OAKLAND -- Rich Hill's A's debut didn't exactly go as planned, or even when planned.
Summoned for his first career Opening Day start less than seven hours before first pitch against the White Sox on Monday at the Coliseum, amid news that Sonny Gray would be unavailable because of food poisoning, Hill immediately immersed himself in game preparation -- one day ahead of his scheduled start.
"I had ample amount of time," Hill said. "I was ready to go."
But the lefty's time on the mound was short-lived, spanning just 2 2/3 innings in a 4-3 loss to the White Sox with mixed reviews.

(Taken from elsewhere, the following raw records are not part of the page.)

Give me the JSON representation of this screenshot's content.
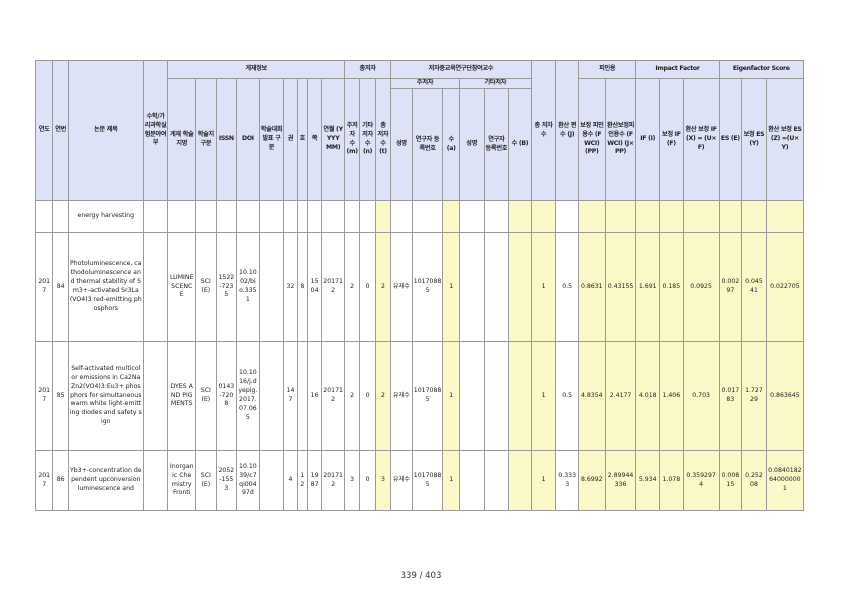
{
  "headers": {
    "year": "연도",
    "seq": "연번",
    "title": "논문 제목",
    "indicator": "수학/가리과학실험분야여부",
    "publication_info": "게재정보",
    "journal": "게재 학술지명",
    "category": "학술지 구분",
    "issn": "ISSN",
    "doi": "DOI",
    "discipline": "학술대회발표 구분",
    "volume": "권",
    "issue": "호",
    "page": "쪽",
    "date": "연월 (YYYY MM)",
    "authors_group": "총저자",
    "main_authors": "주저자 수 (m)",
    "other_authors": "기타 저자 수 (n)",
    "total_authors": "총 저자수 (t)",
    "participant_group": "저자중교육연구단참여교수",
    "main_sub": "주저자",
    "other_sub": "기타저자",
    "name1": "성명",
    "researcher_no1": "연구자 등록번호",
    "count_a": "수 (a)",
    "name2": "성명",
    "researcher_no2": "연구자 등록번호",
    "count_b": "수 (B)",
    "total_participant": "총 저자수",
    "converted": "환산 편수 (J)",
    "citation_group": "피인용",
    "fwci": "보정 피인용수 (FWCI) (PP)",
    "fwci_conv": "환산보정피인용수 (FWCI) (J×PP)",
    "if_group": "Impact Factor",
    "if_val": "IF (I)",
    "if_adj": "보정 IF (F)",
    "if_conv": "환산 보정 IF(X) = (U×F)",
    "es_group": "Eigenfactor Score",
    "es_val": "ES (E)",
    "es_adj": "보정 ES (Y)",
    "es_conv": "환산 보정 ES(Z) =(U×Y)"
  },
  "rows": [
    {
      "year": "",
      "seq": "",
      "title": "energy harvesting",
      "journal": "",
      "category": "",
      "issn": "",
      "doi": "",
      "volume": "",
      "issue": "",
      "page": "",
      "date": "",
      "m": "",
      "n": "",
      "t": "",
      "name": "",
      "reg": "",
      "a": "",
      "name2": "",
      "reg2": "",
      "b": "",
      "total": "",
      "j": "",
      "fwci": "",
      "fwci_conv": "",
      "if": "",
      "if_adj": "",
      "if_conv": "",
      "es": "",
      "es_adj": "",
      "es_conv": ""
    },
    {
      "year": "2017",
      "seq": "84",
      "title": "Photoluminescence, cathodoluminescence and thermal stability of Sm3+-activated Sr3La(VO4)3 red-emitting phosphors",
      "journal": "LUMINESCENCE",
      "category": "SCI(E)",
      "issn": "1522-7235",
      "doi": "10.1002/bio.3351",
      "volume": "32",
      "issue": "8",
      "page": "1504",
      "date": "201712",
      "m": "2",
      "n": "0",
      "t": "2",
      "name": "유재수",
      "reg": "10170885",
      "a": "1",
      "name2": "",
      "reg2": "",
      "b": "",
      "total": "1",
      "j": "0.5",
      "fwci": "0.8631",
      "fwci_conv": "0.43155",
      "if": "1.691",
      "if_adj": "0.185",
      "if_conv": "0.0925",
      "es": "0.00297",
      "es_adj": "0.04541",
      "es_conv": "0.022705"
    },
    {
      "year": "2017",
      "seq": "85",
      "title": "Self-activated multicolor emissions in Ca2NaZn2(VO4)3:Eu3+ phosphors for simultaneous warm white light-emitting diodes and safety sign",
      "journal": "DYES AND PIGMENTS",
      "category": "SCI(E)",
      "issn": "0143-7208",
      "doi": "10.1016/j.dyepig.2017.07.065",
      "volume": "147",
      "issue": "",
      "page": "16",
      "date": "201712",
      "m": "2",
      "n": "0",
      "t": "2",
      "name": "유재수",
      "reg": "10170885",
      "a": "1",
      "name2": "",
      "reg2": "",
      "b": "",
      "total": "1",
      "j": "0.5",
      "fwci": "4.8354",
      "fwci_conv": "2.4177",
      "if": "4.018",
      "if_adj": "1.406",
      "if_conv": "0.703",
      "es": "0.01783",
      "es_adj": "1.72729",
      "es_conv": "0.863645"
    },
    {
      "year": "2017",
      "seq": "86",
      "title": "Yb3+-concentration dependent upconversion luminescence and",
      "journal": "Inorganic Chemistry Fronti",
      "category": "SCI(E)",
      "issn": "2052-1553",
      "doi": "10.1039/c7qi00497d",
      "volume": "4",
      "issue": "12",
      "page": "1987",
      "date": "201712",
      "m": "3",
      "n": "0",
      "t": "3",
      "name": "유재수",
      "reg": "10170885",
      "a": "1",
      "name2": "",
      "reg2": "",
      "b": "",
      "total": "1",
      "j": "0.3333",
      "fwci": "8.6992",
      "fwci_conv": "2.89944336",
      "if": "5.934",
      "if_adj": "1.078",
      "if_conv": "0.3592974",
      "es": "0.00815",
      "es_adj": "0.25208",
      "es_conv": "0.0840182640000001"
    }
  ],
  "page_number": "339 / 403"
}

A potentially disastrous first inning saw Hill hit two of his first three batters. But he picked off one of them and stranded the other, and an ensuing perfect second frame proved encouraging, only for Hill to find trouble in a messy third inning that saw the White Sox pile on four runs, two courtesy of a game-altering error.
Hill threw 36 pitches while recording just two outs in the third, walking Austin Jackson with one out and yielding hits to each of his next three batters. Hill struck out Todd Frazier with his signature curveball and induced what appeared to be an inning-ending ground ball up the middle that was snagged by shortstop Marcus Semien. Except Semien's high throw went past first baseman Mark Canha, who was charged with the error after he was unable to get a glove on it, allowing two unearned runs to score.
That marked the end for Hill.
"He did a nice job, and we should've been out of that inning with two runs," catcher Stephen Vogt said.
"He was a little out of sorts early on but recovered nicely," A's manager Bob Melvin said. "Got him out of there when it really wasn't his fault on a play that scored two runs.
"It's tough in that situation to come in and have to start on a day that you're not thinking you're going to start."
Hill, signed to a one-year, $6 million deal by the A's this winter, deemed it "an honor to be able to have the opportunity to start on Opening Day," but he insisted the loss "solely falls on me, my inability to go deeper in the game for us."
The A's are no strangers to one-run losses; they endured 35 of them in 2015, but mostly because of a beleaguered bullpen. Ironically, it was their relief corps that kept them in Monday's game, despite Hill's early departure.
"It would've been real easy to cave," Vogt said, "but our bullpen stepped up, and especially after last year, to see the moves we made in our bullpen and see those parts come in and do what they did, it was outstanding."